In 2000 the Florida Supreme Court gave the presidency to Democrat Al Gore. Five judges on the U.S. Supreme Court reversed the Florida court and gave the presidency to Republican George W. Bush.
Bush won by two electoral votes. Gore barely won the popular vote. Three of the justices of the U.S. Supreme Court who dissented, John Stevens, David Souter and Ruth Bader Ginsburg, wrote:
“Although we may never know with complete certainty the identity of the winner of this year’s Presidential election, the identity of the loser is perfectly clear. It is the Nation’s confidence in the judge as an impartial guardian of the rule of law.”
Judges may make mistakes. Judges may be ignorant or lazy or may have any number of faults. The one characteristic judges must not have is a public perception of prejudice for or against persons or beliefs.
The only thing judges must bring to their role in our government is the ability to engender public confidence in the integrity of their decisions. We may, and I often do, disagree with judicial decisions (by other judges of course). However, if we have confidence the judges acted impartially, we can accept even bad rulings and move on.
That is why Canon 4 of the Code of Judicial Conduct which all judges should follow requires:
“A Judge or candidate for Judicial Office Shall not Engage in Political or Campaign Activity that is Inconsistent with the Independence, Integrity, or Impartiality of the Judiciary.”
The Code also prohibits a judge from publicly, e.g. in a newspaper column, endorsing or opposing a candidate for public office.
These ethical proscriptions come to mind as I am currently engaged in helping to teach an internet course to judges for the National Judicial College.
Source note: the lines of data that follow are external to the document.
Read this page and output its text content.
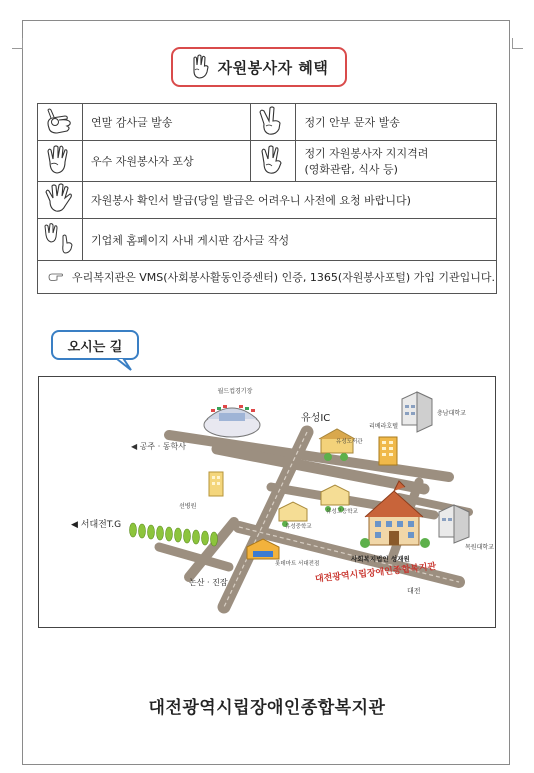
자원봉사자 혜택
	연말 감사글 발송		정기 안부 문자 발송
	우수 자원봉사자 포상		정기 자원봉사자 지지격려
(영화관람, 식사 등)

	자원봉사 확인서 발급(당일 발급은 어려우니 사전에 요청 바랍니다)		
	기업체 홈페이지 사내 게시판 감사글 작성		

우리복지관은 VMS(사회봉사활동인증센터) 인증, 1365(자원봉사포털) 가입 기관입니다.			
오시는 길
월드컵경기장
◀ 공주 · 동학사
유성IC
유성도서관
리베라호텔
충남대학교
선병원
유성고등학교
유성중학교
목원대학교
◀ 서대전T.G
롯데마트 서대전점
논산 · 진잠
사회복지법인 성재원
대전광역시립장애인종합복지관
대전
대전광역시립장애인종합복지관
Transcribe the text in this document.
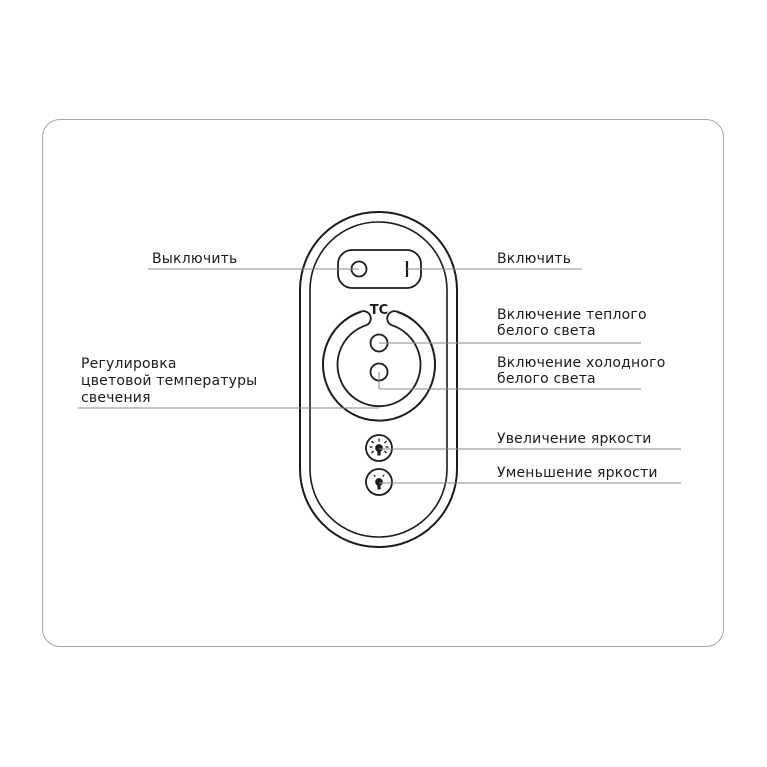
TC
Выключить	Включить
Включение теплого
белого света
Включение холодного
белого света
Регулировка
цветовой температуры
свечения
Увеличение яркости
Уменьшение яркости
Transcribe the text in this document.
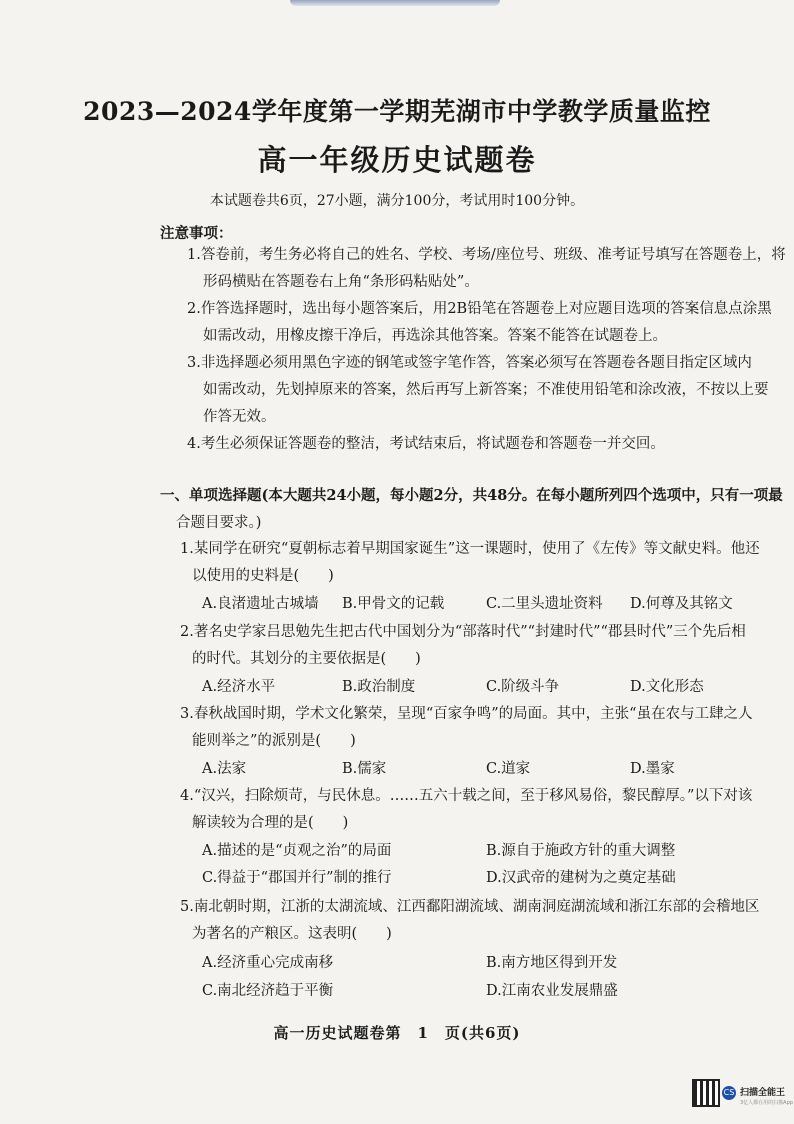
2023—2024学年度第一学期芜湖市中学教学质量监控
高一年级历史试题卷
本试题卷共6页，27小题，满分100分，考试用时100分钟。
注意事项：
1.答卷前，考生务必将自己的姓名、学校、考场/座位号、班级、准考证号填写在答题卷上，将
形码横贴在答题卷右上角“条形码粘贴处”。
2.作答选择题时，选出每小题答案后，用2B铅笔在答题卷上对应题目选项的答案信息点涂黑
如需改动，用橡皮擦干净后，再选涂其他答案。答案不能答在试题卷上。
3.非选择题必须用黑色字迹的钢笔或签字笔作答，答案必须写在答题卷各题目指定区域内
如需改动，先划掉原来的答案，然后再写上新答案；不准使用铅笔和涂改液，不按以上要
作答无效。
4.考生必须保证答题卷的整洁，考试结束后，将试题卷和答题卷一并交回。
一、单项选择题(本大题共24小题，每小题2分，共48分。在每小题所列四个选项中，只有一项最
合题目要求。)
1.某同学在研究“夏朝标志着早期国家诞生”这一课题时，使用了《左传》等文献史料。他还
以使用的史料是(　　)
A.良渚遗址古城墙 B.甲骨文的记载	C.二里头遗址资料 D.何尊及其铭文
2.著名史学家吕思勉先生把古代中国划分为“部落时代”“封建时代”“郡县时代”三个先后相
的时代。其划分的主要依据是(　　)
A.经济水平	B.政治制度	C.阶级斗争	D.文化形态
3.春秋战国时期，学术文化繁荣，呈现“百家争鸣”的局面。其中，主张“虽在农与工肆之人
能则举之”的派别是(　　)
A.法家	B.儒家	C.道家	D.墨家
4.“汉兴，扫除烦苛，与民休息。……五六十载之间，至于移风易俗，黎民醇厚。”以下对该
解读较为合理的是(　　)
A.描述的是“贞观之治”的局面	B.源自于施政方针的重大调整
C.得益于“郡国并行”制的推行	D.汉武帝的建树为之奠定基础
5.南北朝时期，江浙的太湖流域、江西鄱阳湖流域、湖南洞庭湖流域和浙江东部的会稽地区
为著名的产粮区。这表明(　　)
A.经济重心完成南移	B.南方地区得到开发
C.南北经济趋于平衡	D.江南农业发展鼎盛
高一历史试题卷第　1　页(共6页)
CS 扫描全能王
3亿人都在用的扫描App
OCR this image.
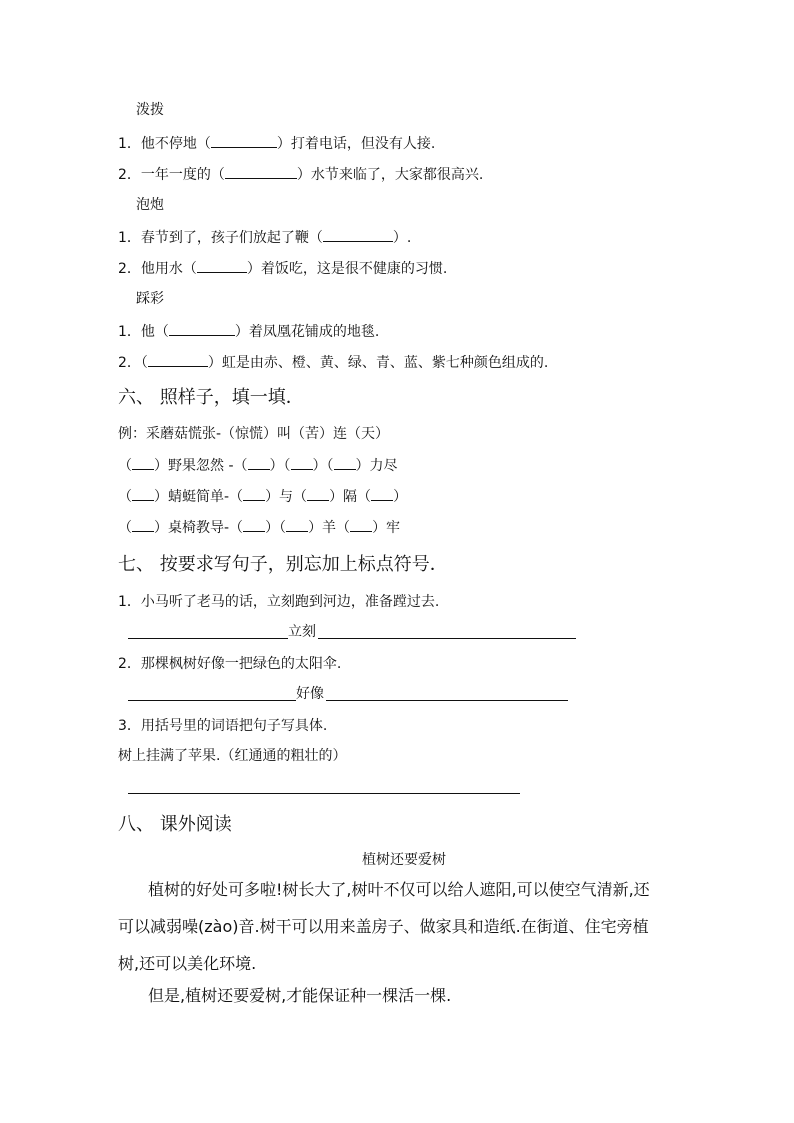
泼拨
1．他不停地（	）打着电话，但没有人接.
2．一年一度的（	）水节来临了，大家都很高兴.
泡炮
1．春节到了，孩子们放起了鞭（	）.
2．他用水（	）着饭吃，这是很不健康的习惯.
踩彩
1．他（	）着凤凰花铺成的地毯.
2．（	）虹是由赤、橙、黄、绿、青、蓝、紫七种颜色组成的.
六、 照样子，填一填．
例：采蘑菇慌张-（惊慌）叫（苦）连（天）
（ ）野果忽然 -（ ）（ ）（ ）力尽
（ ）蜻蜓简单-（ ）与（ ）隔（ ）
（ ）桌椅教导-（ ）（ ）羊（ ）牢
七、 按要求写句子，别忘加上标点符号．
1．小马听了老马的话，立刻跑到河边，准备蹚过去.
立刻
2．那棵枫树好像一把绿色的太阳伞.
好像
3．用括号里的词语把句子写具体.
树上挂满了苹果.（红通通的粗壮的）
八、 课外阅读
植树还要爱树
植树的好处可多啦!树长大了,树叶不仅可以给人遮阳,可以使空气清新,还
可以减弱噪(zào)音.树干可以用来盖房子、做家具和造纸.在街道、住宅旁植
树,还可以美化环境.
但是,植树还要爱树,才能保证种一棵活一棵.
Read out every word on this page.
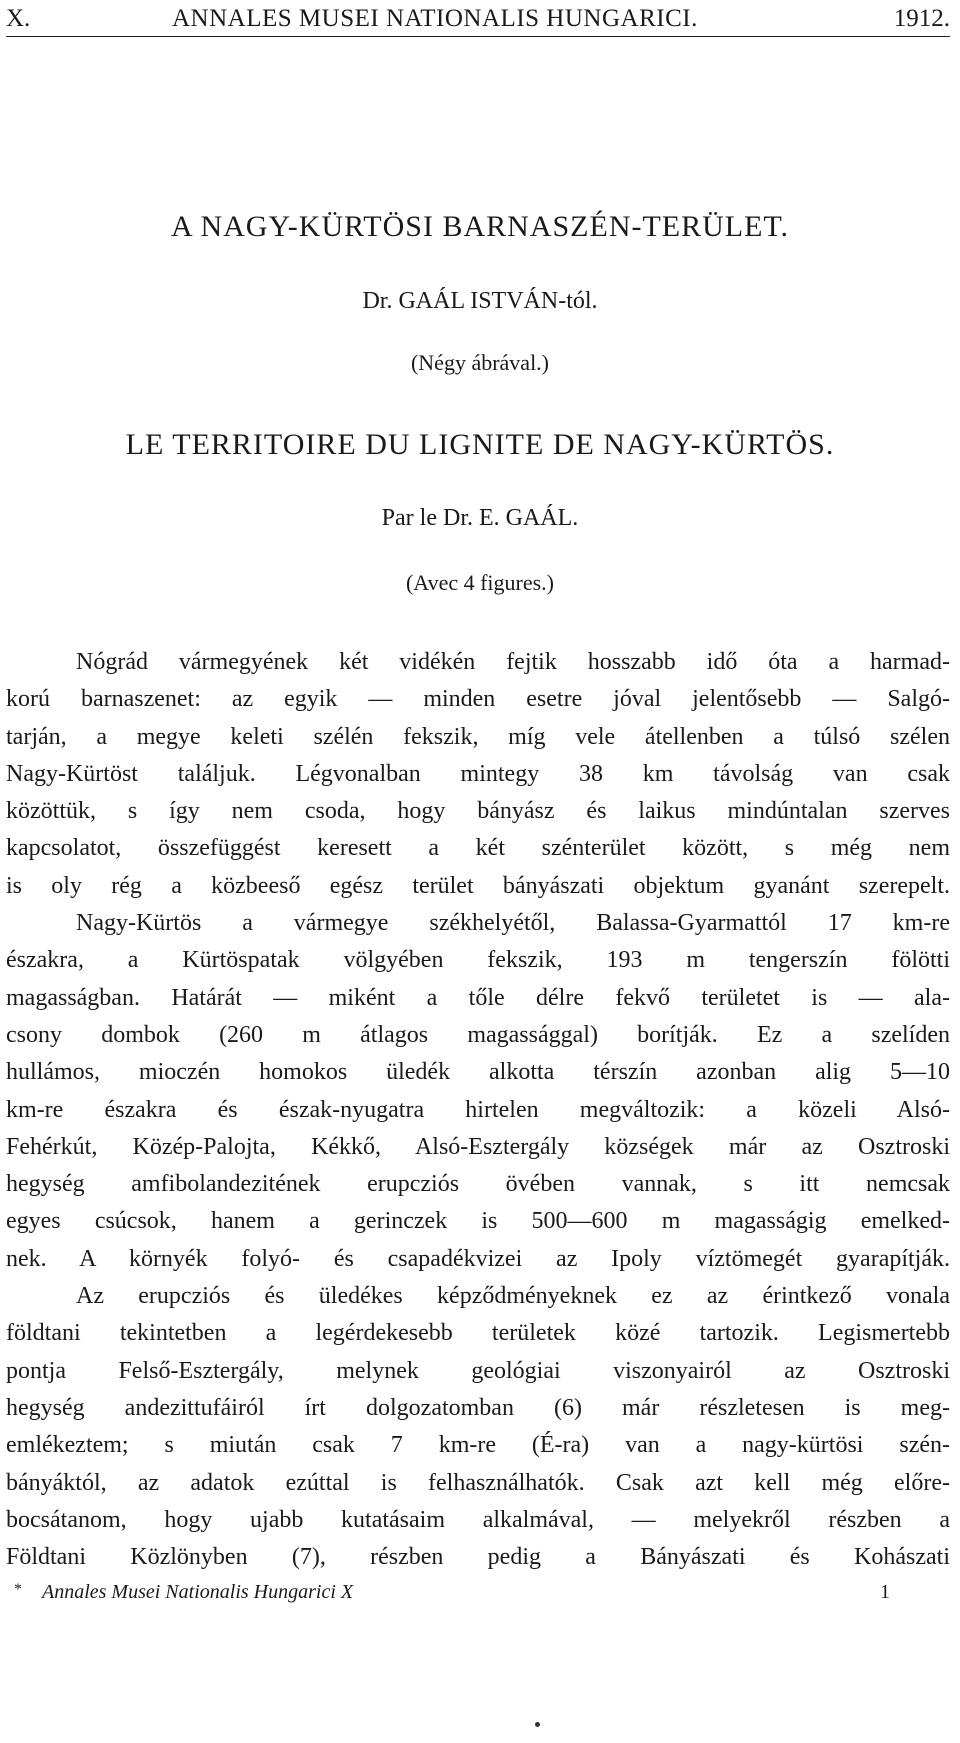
X.	ANNALES MUSEI NATIONALIS HUNGARICI.	1912.
A NAGY-KÜRTÖSI BARNASZÉN-TERÜLET.
Dr. GAÁL ISTVÁN-tól.
(Négy ábrával.)
LE TERRITOIRE DU LIGNITE DE NAGY-KÜRTÖS.
Par le Dr. E. GAÁL.
(Avec 4 figures.)
Nógrád vármegyének két vidékén fejtik hosszabb idő óta a harmad-
korú barnaszenet: az egyik — minden esetre jóval jelentősebb — Salgó-
tarján, a megye keleti szélén fekszik, míg vele átellenben a túlsó szélen
Nagy-Kürtöst találjuk. Légvonalban mintegy 38 km távolság van csak
közöttük, s így nem csoda, hogy bányász és laikus mindúntalan szerves
kapcsolatot, összefüggést keresett a két szénterület között, s még nem
is oly rég a közbeeső egész terület bányászati objektum gyanánt szerepelt.
Nagy-Kürtös a vármegye székhelyétől, Balassa-Gyarmattól 17 km-re
északra, a Kürtöspatak völgyében fekszik, 193 m tengerszín fölötti
magasságban. Határát — miként a tőle délre fekvő területet is — ala-
csony dombok (260 m átlagos magassággal) borítják. Ez a szelíden
hullámos, mioczén homokos üledék alkotta térszín azonban alig 5—10
km-re északra és észak-nyugatra hirtelen megváltozik: a közeli Alsó-
Fehérkút, Közép-Palojta, Kékkő, Alsó-Esztergály községek már az Osztroski
hegység amfibolandezitének erupcziós övében vannak, s itt nemcsak
egyes csúcsok, hanem a gerinczek is 500—600 m magasságig emelked-
nek. A környék folyó- és csapadékvizei az Ipoly víztömegét gyarapítják.
Az erupcziós és üledékes képződményeknek ez az érintkező vonala
földtani tekintetben a legérdekesebb területek közé tartozik. Legismertebb
pontja Felső-Esztergály, melynek geológiai viszonyairól az Osztroski
hegység andezittufáiról írt dolgozatomban (6) már részletesen is meg-
emlékeztem; s miután csak 7 km-re (É-ra) van a nagy-kürtösi szén-
bányáktól, az adatok ezúttal is felhasználhatók. Csak azt kell még előre-
bocsátanom, hogy ujabb kutatásaim alkalmával, — melyekről részben a
Földtani Közlönyben (7), részben pedig a Bányászati és Kohászati
* Annales Musei Nationalis Hungarici X	1
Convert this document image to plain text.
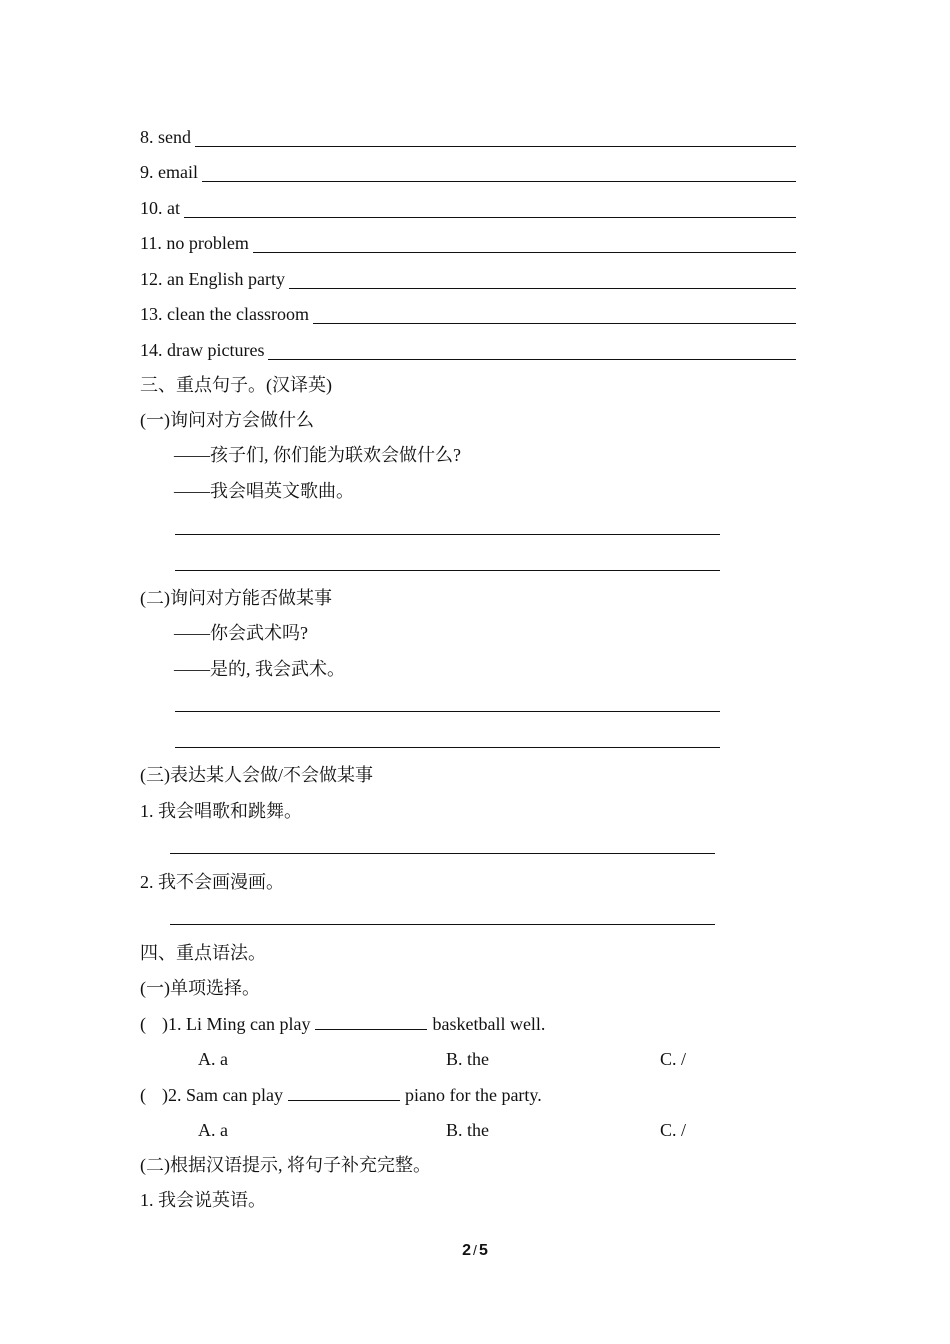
8. send
9. email
10. at
11. no problem
12. an English party
13. clean the classroom
14. draw pictures
三、重点句子。(汉译英)
(一)询问对方会做什么
——孩子们, 你们能为联欢会做什么?
——我会唱英文歌曲。
(二)询问对方能否做某事
——你会武术吗?
——是的, 我会武术。
(三)表达某人会做/不会做某事
1. 我会唱歌和跳舞。
2. 我不会画漫画。
四、重点语法。
(一)单项选择。
( )1. Li Ming can play	basketball well.
A. a	B. the	C. /
( )2. Sam can play	piano for the party.
A. a	B. the	C. /
(二)根据汉语提示, 将句子补充完整。
1. 我会说英语。
2 / 5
Judges from several states are participating as students or faculty. As with much of the judicial education in which I have been involved, in this course there is a great deal of side banter about many topics. In this current presidential campaign cycle politics is unavoidable. But unlike non-judicial conversations where my friends and family do not hesitate to state that one candidate is less than desired while the other must be elected, with judges I am reminded of the attitude Romeo’s friend, Mercutio had.
You may recall that in William Shakespeare’s play Romeo and Juliet the two families, Romeo’s Montagues and Juliet’s Capulets, were constantly feuding. In Act III, scene 1 Mercutio is stabbed by Juliet’s relative, Tybalt. As Mercutio lies dying he curses both sides by calling for, “A plague on both of your houses”. That pretty well sums up the ethical positions of my judicial colleagues.